AudioQnA is an example that demonstrates the integration of Generative AI (GenAI) models for performing question-answering (QnA) on audio files, with the added functionality of Text-to-Speech (TTS) for generating spoken responses. The example showcases how to convert audio input to text using Automatic Speech Recognition (ASR), generate answers to user queries using a language model, and then convert those answers back to speech using Text-to-Speech (TTS).

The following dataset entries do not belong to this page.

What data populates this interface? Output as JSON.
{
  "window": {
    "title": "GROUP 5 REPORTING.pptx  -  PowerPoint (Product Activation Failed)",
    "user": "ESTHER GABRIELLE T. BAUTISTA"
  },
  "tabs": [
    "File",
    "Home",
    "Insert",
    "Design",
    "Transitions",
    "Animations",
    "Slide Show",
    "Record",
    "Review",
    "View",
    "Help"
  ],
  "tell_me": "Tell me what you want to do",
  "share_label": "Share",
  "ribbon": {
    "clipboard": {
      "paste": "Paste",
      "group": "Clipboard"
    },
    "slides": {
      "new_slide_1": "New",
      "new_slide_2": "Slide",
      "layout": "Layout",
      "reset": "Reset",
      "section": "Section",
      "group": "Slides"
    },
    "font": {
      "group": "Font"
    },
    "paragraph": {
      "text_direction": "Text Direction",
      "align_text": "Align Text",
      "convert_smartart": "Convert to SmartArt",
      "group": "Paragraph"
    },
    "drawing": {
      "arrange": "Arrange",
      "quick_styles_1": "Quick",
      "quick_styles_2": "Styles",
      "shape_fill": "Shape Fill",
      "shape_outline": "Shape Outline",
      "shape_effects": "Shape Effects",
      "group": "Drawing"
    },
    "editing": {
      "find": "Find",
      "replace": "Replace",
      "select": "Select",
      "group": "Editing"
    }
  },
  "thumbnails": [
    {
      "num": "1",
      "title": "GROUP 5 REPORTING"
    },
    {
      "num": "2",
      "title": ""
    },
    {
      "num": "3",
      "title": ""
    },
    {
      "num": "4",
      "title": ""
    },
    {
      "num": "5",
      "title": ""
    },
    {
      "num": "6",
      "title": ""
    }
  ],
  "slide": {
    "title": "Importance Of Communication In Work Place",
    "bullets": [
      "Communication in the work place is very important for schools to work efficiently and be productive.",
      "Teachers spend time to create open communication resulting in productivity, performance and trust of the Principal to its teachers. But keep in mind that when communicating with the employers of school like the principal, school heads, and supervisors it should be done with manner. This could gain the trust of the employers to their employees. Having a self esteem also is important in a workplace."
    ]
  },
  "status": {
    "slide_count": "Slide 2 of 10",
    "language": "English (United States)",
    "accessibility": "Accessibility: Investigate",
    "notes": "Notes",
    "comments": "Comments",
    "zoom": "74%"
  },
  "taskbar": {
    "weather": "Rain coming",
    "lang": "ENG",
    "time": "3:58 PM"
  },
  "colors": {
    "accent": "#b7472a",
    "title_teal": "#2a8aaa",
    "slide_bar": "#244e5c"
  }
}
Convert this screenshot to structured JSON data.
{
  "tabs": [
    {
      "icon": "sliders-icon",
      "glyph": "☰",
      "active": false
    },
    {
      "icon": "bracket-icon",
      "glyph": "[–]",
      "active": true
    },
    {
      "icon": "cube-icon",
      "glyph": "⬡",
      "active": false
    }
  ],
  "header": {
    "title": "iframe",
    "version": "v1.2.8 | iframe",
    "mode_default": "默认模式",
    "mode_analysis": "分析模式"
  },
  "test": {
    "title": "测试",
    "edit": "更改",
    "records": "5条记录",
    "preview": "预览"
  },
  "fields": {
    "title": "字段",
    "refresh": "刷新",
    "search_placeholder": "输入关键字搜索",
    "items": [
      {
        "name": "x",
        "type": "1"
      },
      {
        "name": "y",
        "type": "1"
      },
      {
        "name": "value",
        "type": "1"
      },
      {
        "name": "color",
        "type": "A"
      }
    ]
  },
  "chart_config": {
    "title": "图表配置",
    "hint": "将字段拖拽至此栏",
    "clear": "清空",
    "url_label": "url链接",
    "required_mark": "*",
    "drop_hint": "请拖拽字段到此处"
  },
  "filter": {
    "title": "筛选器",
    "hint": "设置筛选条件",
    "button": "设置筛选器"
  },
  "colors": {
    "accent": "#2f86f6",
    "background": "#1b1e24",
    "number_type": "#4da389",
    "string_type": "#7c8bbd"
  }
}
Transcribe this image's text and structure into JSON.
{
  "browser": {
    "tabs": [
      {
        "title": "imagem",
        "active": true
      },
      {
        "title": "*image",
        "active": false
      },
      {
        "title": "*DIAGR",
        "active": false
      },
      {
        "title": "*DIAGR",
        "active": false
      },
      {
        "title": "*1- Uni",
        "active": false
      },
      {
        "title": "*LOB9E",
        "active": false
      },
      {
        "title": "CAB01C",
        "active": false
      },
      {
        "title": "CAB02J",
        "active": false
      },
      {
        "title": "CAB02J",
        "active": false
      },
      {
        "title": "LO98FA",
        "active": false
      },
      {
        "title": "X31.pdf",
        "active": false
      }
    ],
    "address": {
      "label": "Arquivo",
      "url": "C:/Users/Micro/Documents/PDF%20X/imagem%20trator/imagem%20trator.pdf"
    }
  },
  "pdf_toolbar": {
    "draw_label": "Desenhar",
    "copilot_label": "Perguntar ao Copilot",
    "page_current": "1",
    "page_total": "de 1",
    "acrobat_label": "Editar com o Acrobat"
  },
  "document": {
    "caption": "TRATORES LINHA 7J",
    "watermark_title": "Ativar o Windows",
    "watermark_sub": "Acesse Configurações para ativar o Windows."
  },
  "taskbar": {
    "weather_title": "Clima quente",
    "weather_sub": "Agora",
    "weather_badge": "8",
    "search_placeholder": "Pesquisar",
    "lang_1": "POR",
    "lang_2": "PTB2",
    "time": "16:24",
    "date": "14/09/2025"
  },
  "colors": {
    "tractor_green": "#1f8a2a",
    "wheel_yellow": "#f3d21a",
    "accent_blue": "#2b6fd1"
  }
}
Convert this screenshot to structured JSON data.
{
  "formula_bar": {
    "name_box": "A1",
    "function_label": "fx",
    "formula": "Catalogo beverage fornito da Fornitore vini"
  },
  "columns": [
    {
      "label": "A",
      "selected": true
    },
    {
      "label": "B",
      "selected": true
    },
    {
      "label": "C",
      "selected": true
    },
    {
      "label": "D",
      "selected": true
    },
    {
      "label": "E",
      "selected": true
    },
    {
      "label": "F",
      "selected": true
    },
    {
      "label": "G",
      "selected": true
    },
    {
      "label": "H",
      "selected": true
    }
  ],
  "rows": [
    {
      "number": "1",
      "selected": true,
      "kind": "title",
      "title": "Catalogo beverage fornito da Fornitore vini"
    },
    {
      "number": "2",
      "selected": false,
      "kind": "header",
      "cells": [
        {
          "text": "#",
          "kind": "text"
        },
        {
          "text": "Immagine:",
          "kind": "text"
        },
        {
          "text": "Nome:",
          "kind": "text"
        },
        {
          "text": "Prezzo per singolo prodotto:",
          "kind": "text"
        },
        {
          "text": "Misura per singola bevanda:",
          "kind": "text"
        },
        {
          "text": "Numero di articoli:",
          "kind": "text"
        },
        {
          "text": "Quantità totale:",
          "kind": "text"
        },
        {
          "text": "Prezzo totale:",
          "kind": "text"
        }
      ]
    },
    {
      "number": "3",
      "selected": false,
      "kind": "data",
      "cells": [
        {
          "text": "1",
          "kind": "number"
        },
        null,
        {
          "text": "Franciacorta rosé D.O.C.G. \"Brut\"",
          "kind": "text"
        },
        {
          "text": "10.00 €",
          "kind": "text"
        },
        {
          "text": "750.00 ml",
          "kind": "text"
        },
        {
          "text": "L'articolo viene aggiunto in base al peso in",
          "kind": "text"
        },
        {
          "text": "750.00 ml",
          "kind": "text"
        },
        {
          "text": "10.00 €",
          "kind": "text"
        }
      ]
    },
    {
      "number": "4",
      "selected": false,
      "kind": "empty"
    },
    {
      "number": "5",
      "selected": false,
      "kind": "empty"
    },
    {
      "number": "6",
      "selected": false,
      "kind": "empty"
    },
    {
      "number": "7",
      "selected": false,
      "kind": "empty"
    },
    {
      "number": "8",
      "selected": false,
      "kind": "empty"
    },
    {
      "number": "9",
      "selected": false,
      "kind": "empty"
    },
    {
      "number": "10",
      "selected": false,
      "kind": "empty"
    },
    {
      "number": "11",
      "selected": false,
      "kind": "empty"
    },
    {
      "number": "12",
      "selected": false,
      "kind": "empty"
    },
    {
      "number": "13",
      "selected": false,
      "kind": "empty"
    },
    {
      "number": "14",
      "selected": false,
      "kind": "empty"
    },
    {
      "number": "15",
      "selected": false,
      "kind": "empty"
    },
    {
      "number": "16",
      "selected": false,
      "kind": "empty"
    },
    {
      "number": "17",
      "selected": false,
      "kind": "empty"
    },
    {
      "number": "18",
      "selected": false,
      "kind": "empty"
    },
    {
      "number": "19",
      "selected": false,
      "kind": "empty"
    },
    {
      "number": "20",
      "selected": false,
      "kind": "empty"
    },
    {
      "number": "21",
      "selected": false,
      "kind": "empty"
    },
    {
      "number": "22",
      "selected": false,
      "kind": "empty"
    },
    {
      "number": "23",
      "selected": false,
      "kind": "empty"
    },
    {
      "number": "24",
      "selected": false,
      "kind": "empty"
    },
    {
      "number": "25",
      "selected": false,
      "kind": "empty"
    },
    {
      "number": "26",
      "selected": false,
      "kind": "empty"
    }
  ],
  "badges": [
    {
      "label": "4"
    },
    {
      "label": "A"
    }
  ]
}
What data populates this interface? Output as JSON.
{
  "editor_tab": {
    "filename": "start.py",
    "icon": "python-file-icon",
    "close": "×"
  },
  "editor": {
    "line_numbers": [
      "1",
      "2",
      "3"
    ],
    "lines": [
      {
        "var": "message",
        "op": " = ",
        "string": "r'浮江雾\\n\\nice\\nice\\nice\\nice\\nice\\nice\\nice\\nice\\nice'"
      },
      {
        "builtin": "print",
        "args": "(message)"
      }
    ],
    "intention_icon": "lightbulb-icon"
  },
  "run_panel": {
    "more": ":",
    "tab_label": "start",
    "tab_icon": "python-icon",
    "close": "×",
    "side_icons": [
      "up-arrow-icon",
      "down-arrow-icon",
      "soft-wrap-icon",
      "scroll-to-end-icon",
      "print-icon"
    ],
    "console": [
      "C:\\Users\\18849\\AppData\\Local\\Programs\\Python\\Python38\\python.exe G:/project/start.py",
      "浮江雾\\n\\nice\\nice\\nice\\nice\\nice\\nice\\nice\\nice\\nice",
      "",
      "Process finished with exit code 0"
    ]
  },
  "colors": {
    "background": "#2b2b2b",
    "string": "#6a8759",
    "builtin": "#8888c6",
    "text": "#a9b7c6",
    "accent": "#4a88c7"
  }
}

The AudioQnA example is implemented using the component-level microservices defined in GenAIComps. The flow chart below shows the information flow between different microservices for this example.

---
config:
  flowchart:
    nodeSpacing: 400
    rankSpacing: 100
    curve: linear
  themeVariables:
    fontSize: 50px
---
flowchart LR
    %% Colors %%
    classDef blue fill:#ADD8E6,stroke:#ADD8E6,stroke-width:2px,fill-opacity:0.5
    classDef orange fill:#FBAA60,stroke:#ADD8E6,stroke-width:2px,fill-opacity:0.5
    classDef orchid fill:#C26DBC,stroke:#ADD8E6,stroke-width:2px,fill-opacity:0.5
    classDef invisible fill:transparent,stroke:transparent;
    style AudioQnA-MegaService stroke:#000000

    %% Subgraphs %%
    subgraph AudioQnA-MegaService["AudioQnA MegaService "]
        direction LR
        ASR([ASR MicroService]):::blue
        LLM([LLM MicroService]):::blue
        TTS([TTS MicroService]):::blue
    end
    subgraph UserInterface[" User Interface "]
        direction LR
        a([User Input Query]):::orchid
        UI([UI server<br>]):::orchid
    end



    WSP_SRV{{whisper service<br>}}
    SPC_SRV{{speecht5 service <br>}}
    LLM_gen{{LLM Service <br>}}
    GW([AudioQnA GateWay<br>]):::orange


    %% Questions interaction
    direction LR
    a[User Audio Query] --> UI
    UI --> GW
    GW <==> AudioQnA-MegaService
    ASR ==> LLM
    LLM ==> TTS

    %% Embedding service flow
    direction LR
    ASR <-.-> WSP_SRV
    LLM <-.-> LLM_gen
    TTS <-.-> SPC_SRV

Deploy AudioQnA Service

The AudioQnA service can be deployed on either Intel Gaudi2 or Intel Xeon Scalable Processor.

Deploy AudioQnA on Gaudi

Refer to the Gaudi Guide for instructions on deploying AudioQnA on Gaudi.

Deploy AudioQnA on Xeon

Refer to the Xeon Guide for instructions on deploying AudioQnA on Xeon.

Deploy using Helm Chart

Refer to the AudioQnA helm chart for instructions on deploying AudioQnA on Kubernetes.

Supported Models

ASR

The default model is openai/whisper-small. It also supports all models in the Whisper family, such as openai/whisper-large-v3, openai/whisper-medium, openai/whisper-base, openai/whisper-tiny, etc.

To replace the model, please edit the compose.yaml and add the command line to pass the name of the model you want to use:

services:
  whisper-service:
    ...
    command: --model_name_or_path openai/whisper-tiny

TTS

The default model is microsoft/SpeechT5. We currently do not support replacing the model. More models under the commercial license will be added in the future.